# SIEVES: A Selective Prediction Method via Visual Evidence Scoring

> This paper proposes the SIEVES framework, which requires reasoning models to generate localized visual evidence and learn to evaluate its quality. It increases coverage by up to 3x across 5 OOD benchmarks and can be transferred to proprietary models like o3 and Gemini-3-Pro.

- 板块: [Openclaw Llm](https://www.zingnex.cn/en/forum/board/openclaw-llm)
- 发布时间: 2026-04-28T16:57:29.000Z
- 最近活动: 2026-04-29T02:46:25.425Z
- 热度: 141.2
- 关键词: 选择性预测, 视觉证据, 多模态模型, OOD泛化, 模型可靠性, 视觉问答, 迁移学习, 可解释AI
- 页面链接: https://www.zingnex.cn/en/forum/thread/sieves
- Canonical: https://www.zingnex.cn/forum/thread/sieves
- Markdown 来源: floors_fallback

---

## Introduction to the SIEVES Framework: A New Selective Prediction Method Based on Visual Evidence Scoring

# Key Points of SIEVES
This paper proposes the SIEVES framework, which requires reasoning models to generate localized visual evidence and evaluate its quality. It increases coverage by up to 3x across 5 out-of-distribution (OOD) benchmarks and can be transferred to proprietary models like o3 and Gemini-3-Pro, providing a new solution for the reliable deployment of multimodal models.

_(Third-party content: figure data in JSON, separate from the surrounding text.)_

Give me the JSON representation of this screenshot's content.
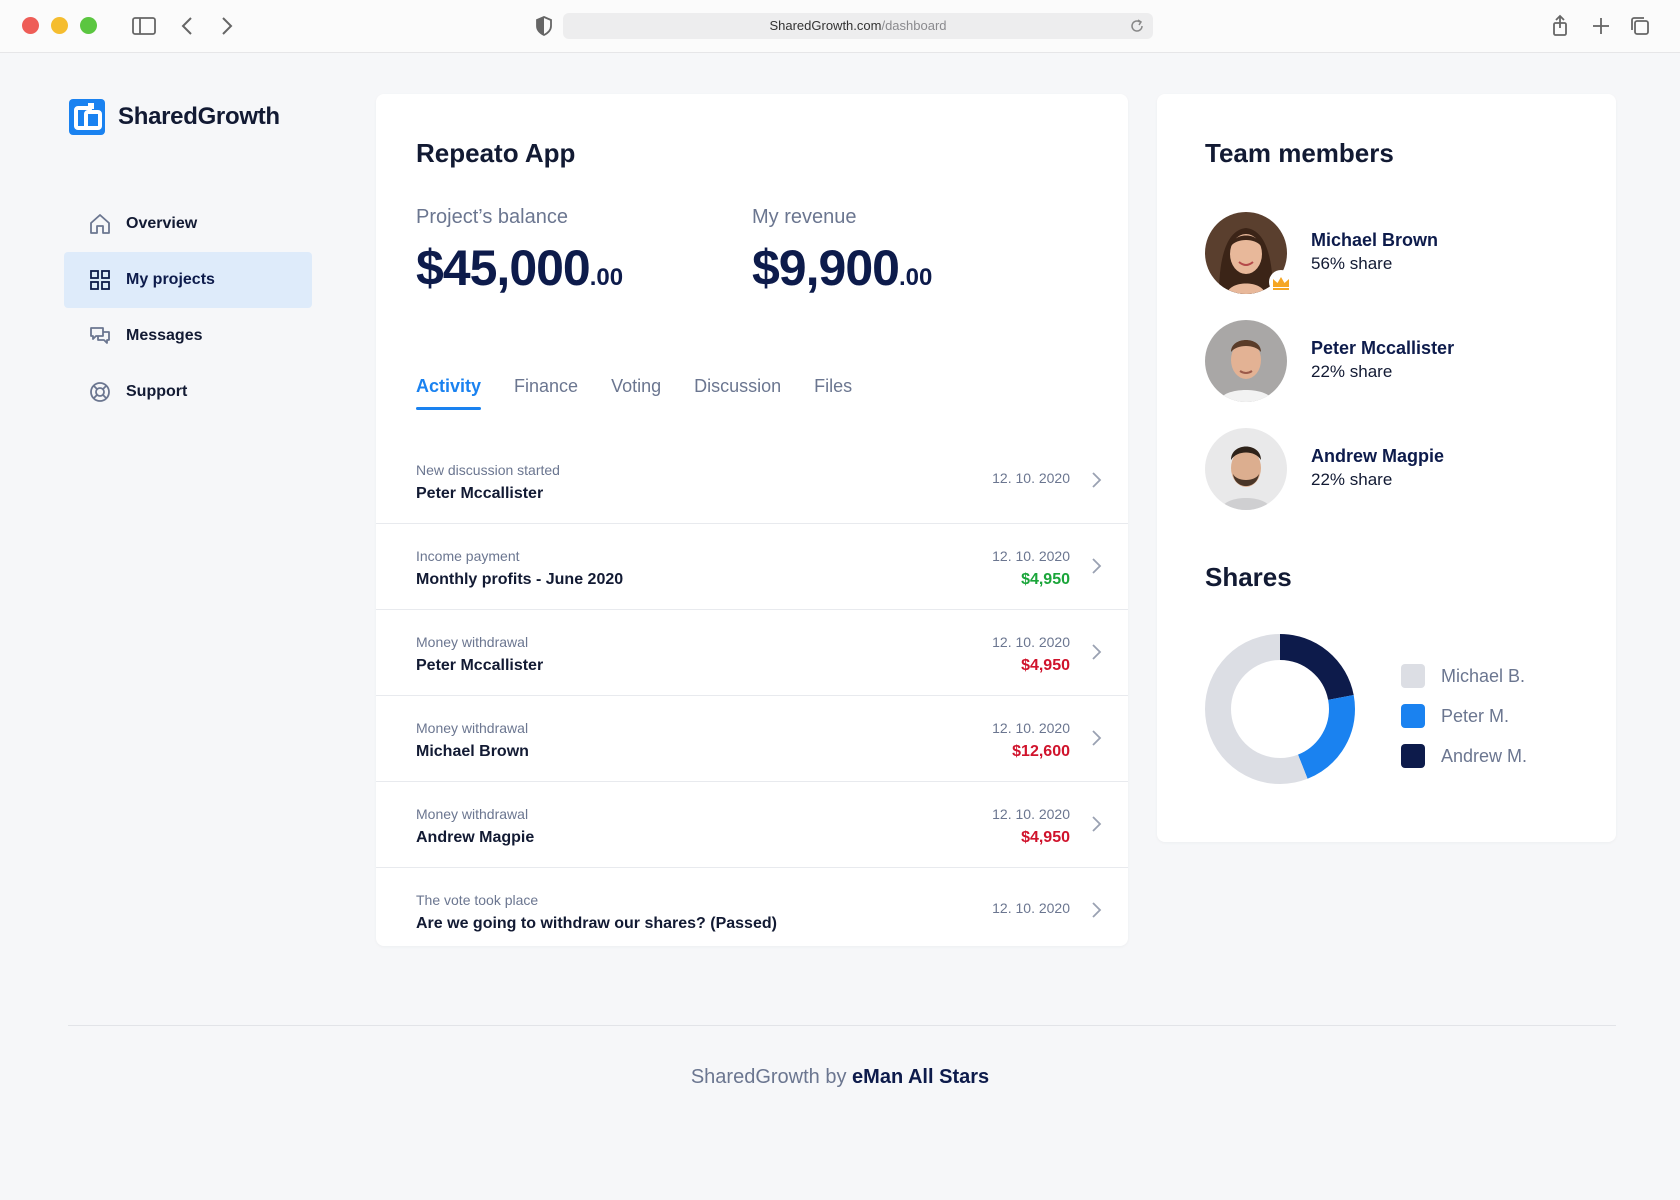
{
  "browser": {
    "url_domain": "SharedGrowth.com",
    "url_path": "/dashboard"
  },
  "sidebar": {
    "logo_text": "SharedGrowth",
    "items": [
      {
        "label": "Overview",
        "icon": "home-icon"
      },
      {
        "label": "My projects",
        "icon": "grid-icon",
        "active": true
      },
      {
        "label": "Messages",
        "icon": "chat-icon"
      },
      {
        "label": "Support",
        "icon": "lifebuoy-icon"
      }
    ]
  },
  "project": {
    "title": "Repeato App",
    "balance_label": "Project’s balance",
    "balance_main": "$45,000",
    "balance_cents": ".00",
    "revenue_label": "My revenue",
    "revenue_main": "$9,900",
    "revenue_cents": ".00",
    "tabs": [
      "Activity",
      "Finance",
      "Voting",
      "Discussion",
      "Files"
    ],
    "active_tab": "Activity",
    "activity": [
      {
        "kind": "New discussion started",
        "subject": "Peter Mccallister",
        "date": "12. 10. 2020",
        "amount": ""
      },
      {
        "kind": "Income payment",
        "subject": "Monthly profits - June 2020",
        "date": "12. 10. 2020",
        "amount": "$4,950",
        "amount_color": "#1aa53a"
      },
      {
        "kind": "Money withdrawal",
        "subject": "Peter Mccallister",
        "date": "12. 10. 2020",
        "amount": "$4,950",
        "amount_color": "#d0132c"
      },
      {
        "kind": "Money withdrawal",
        "subject": "Michael Brown",
        "date": "12. 10. 2020",
        "amount": "$12,600",
        "amount_color": "#d0132c"
      },
      {
        "kind": "Money withdrawal",
        "subject": "Andrew Magpie",
        "date": "12. 10. 2020",
        "amount": "$4,950",
        "amount_color": "#d0132c"
      },
      {
        "kind": "The vote took place",
        "subject": "Are we going to withdraw our shares? (Passed)",
        "date": "12. 10. 2020",
        "amount": ""
      }
    ]
  },
  "team": {
    "title": "Team members",
    "members": [
      {
        "name": "Michael Brown",
        "share": "56% share",
        "owner": true
      },
      {
        "name": "Peter Mccallister",
        "share": "22% share"
      },
      {
        "name": "Andrew Magpie",
        "share": "22% share"
      }
    ],
    "shares_title": "Shares",
    "legend": [
      {
        "label": "Michael B.",
        "color": "#dcdee4"
      },
      {
        "label": "Peter M.",
        "color": "#1a82f0"
      },
      {
        "label": "Andrew M.",
        "color": "#0d1b4b"
      }
    ]
  },
  "chart_data": {
    "type": "pie",
    "categories": [
      "Michael B.",
      "Peter M.",
      "Andrew M."
    ],
    "values": [
      56,
      22,
      22
    ],
    "colors": [
      "#dcdee4",
      "#1a82f0",
      "#0d1b4b"
    ]
  },
  "footer": {
    "prefix": "SharedGrowth by ",
    "brand": "eMan All Stars"
  }
}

## Background: Reliability Challenges of Multimodal Models and Selective Prediction

# Real-World Dilemmas of Multimodal Models
Multimodal Large Language Models (MLLMs) have nearly saturated accuracy on traditional visual question answering benchmarks, but they tend to confidently output incorrect answers when facing OOD scenarios (low-quality images, rare objects, ambiguous questions, etc.). Selective prediction, which assigns confidence scores to answers and maximizes coverage under risk constraints, is a key approach to solving this problem.

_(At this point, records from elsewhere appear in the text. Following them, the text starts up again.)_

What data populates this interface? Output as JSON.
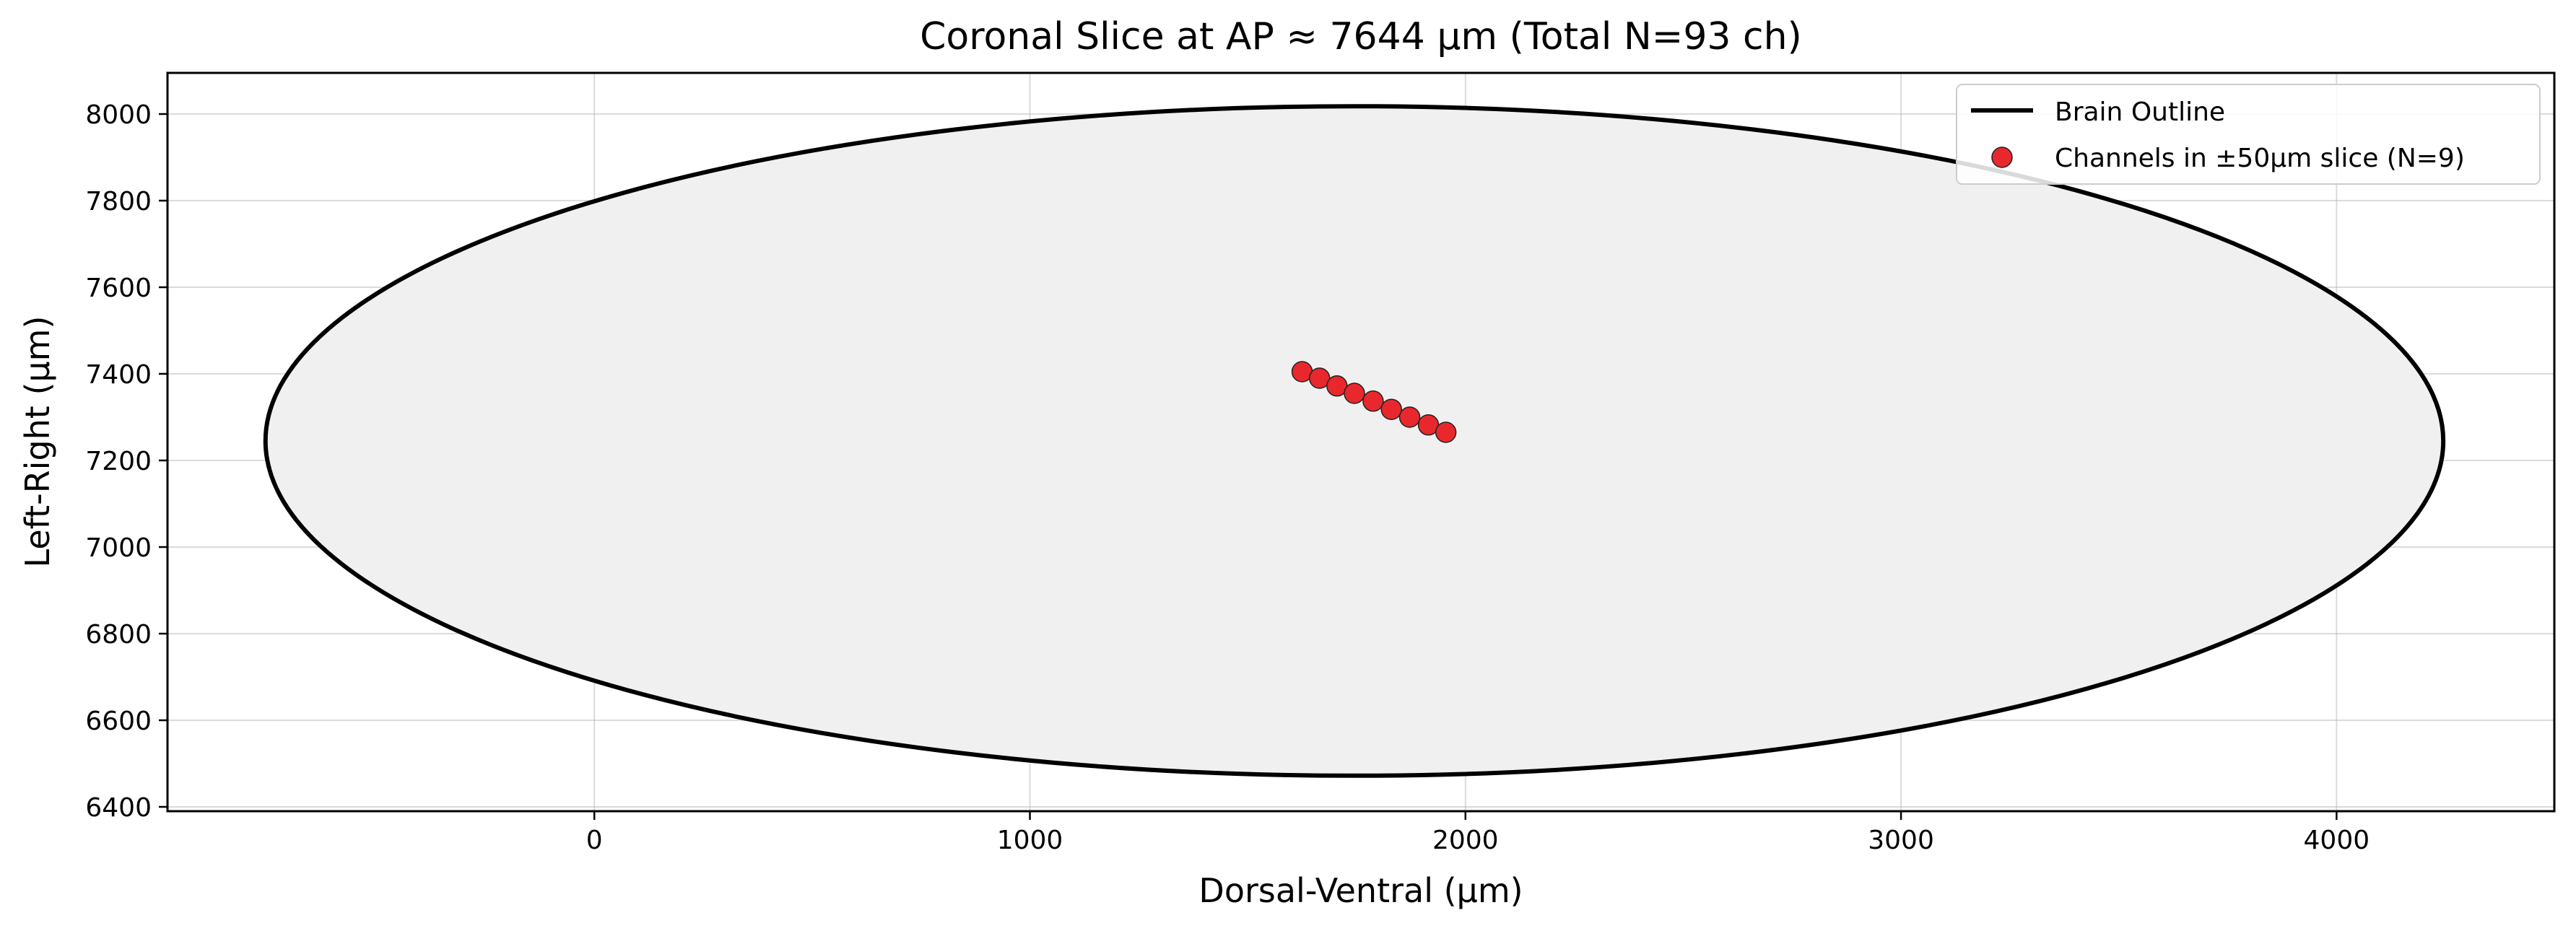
{
  "chart_data": {
    "type": "scatter",
    "title": "Coronal Slice at AP ≈ 7644 µm (Total N=93 ch)",
    "xlabel": "Dorsal-Ventral (µm)",
    "ylabel": "Left-Right (µm)",
    "xlim": [
      -980,
      4500
    ],
    "ylim": [
      6390,
      8095
    ],
    "xticks": [
      0,
      1000,
      2000,
      3000,
      4000
    ],
    "yticks": [
      6400,
      6600,
      6800,
      7000,
      7200,
      7400,
      7600,
      7800,
      8000
    ],
    "grid": true,
    "legend_position": "top-right",
    "brain_outline": {
      "name": "Brain Outline",
      "center": [
        1745,
        7245
      ],
      "radius_x": 2500,
      "radius_y": 773,
      "line_color": "#000000",
      "fill_color": "#f0f0f0"
    },
    "series": [
      {
        "name": "Channels in ±50µm slice (N=9)",
        "color": "#e8282c",
        "points": [
          {
            "x": 1625,
            "y": 7405
          },
          {
            "x": 1665,
            "y": 7390
          },
          {
            "x": 1705,
            "y": 7372
          },
          {
            "x": 1745,
            "y": 7355
          },
          {
            "x": 1788,
            "y": 7337
          },
          {
            "x": 1830,
            "y": 7318
          },
          {
            "x": 1872,
            "y": 7300
          },
          {
            "x": 1915,
            "y": 7282
          },
          {
            "x": 1955,
            "y": 7265
          }
        ]
      }
    ]
  }
}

## Core Innovation of SIEVES: Visual Evidence-Driven Selective Prediction

# Two Core Components of the SIEVES Framework
Key Insight of SIEVES: Reliable answers need to be accompanied by reliable visual evidence. The framework includes:
1. **Reasoning Model**: Generates localized visual evidence pointing to relevant regions in the image (grounding capability);
2. **Selector**: Evaluates the accuracy and relevance of visual evidence instead of relying solely on answer confidence.

## Experimental Setup: Strict OOD Benchmarks and Multi-Model Coverage

# Details of Experimental Design
- **OOD Benchmarks**: Covers five challenging scenarios: V*Bench (fine-grained understanding), HR-Bench-8k (high resolution), MME-RealWorld-Lite (real-world scenes), VizWiz (questions from visually impaired users), and AdVQA (adversarial VQA);
- **Model Coverage**: Pixel-Reasoner (open-source), o3 (OpenAI proprietary), Gemini-3-Pro (Google proprietary), and transfer to proprietary models is possible without needing internal weights.

## Core Results: 3x Coverage Improvement and Cross-Model Transfer Capability

# Highlights of Experimental Results
- **Coverage Improvement**: Compared to non-grounding baselines, it achieves up to 3x coverage improvement across 5 OOD benchmarks;
- **Transfer Capability**: The selector trained on Pixel-Reasoner can be directly applied to o3 and Gemini-3-Pro without additional training, leading to significant performance improvements.

## Technical Depth: Why is Visual Evidence Effective?

# Value of Visual Evidence
- **Beyond Confidence**: Traditional methods rely on poorly calibrated model confidence, while visual evidence provides an independent verifiable signal (e.g., accurately pointing to the image region corresponding to the answer);
- **Interpretability**: When the system abstains, the reason can be understood through evidence quality, and when answering, it provides traceable basis, enhancing system auditability.

## Practical Significance and Future Research Directions

# Application Implications and Future Exploration
- **Deployment Value**: Provides a reliable framework for the practical deployment of MLLMs, enhancing system credibility by "showing the work";
- **Proprietary Model Adaptation**: Improves the reliability of proprietary API models without fine-tuning the underlying models;
- **Future Directions**: Extend to complex reasoning tasks, causal attribution research, video/multi-image scenarios, etc.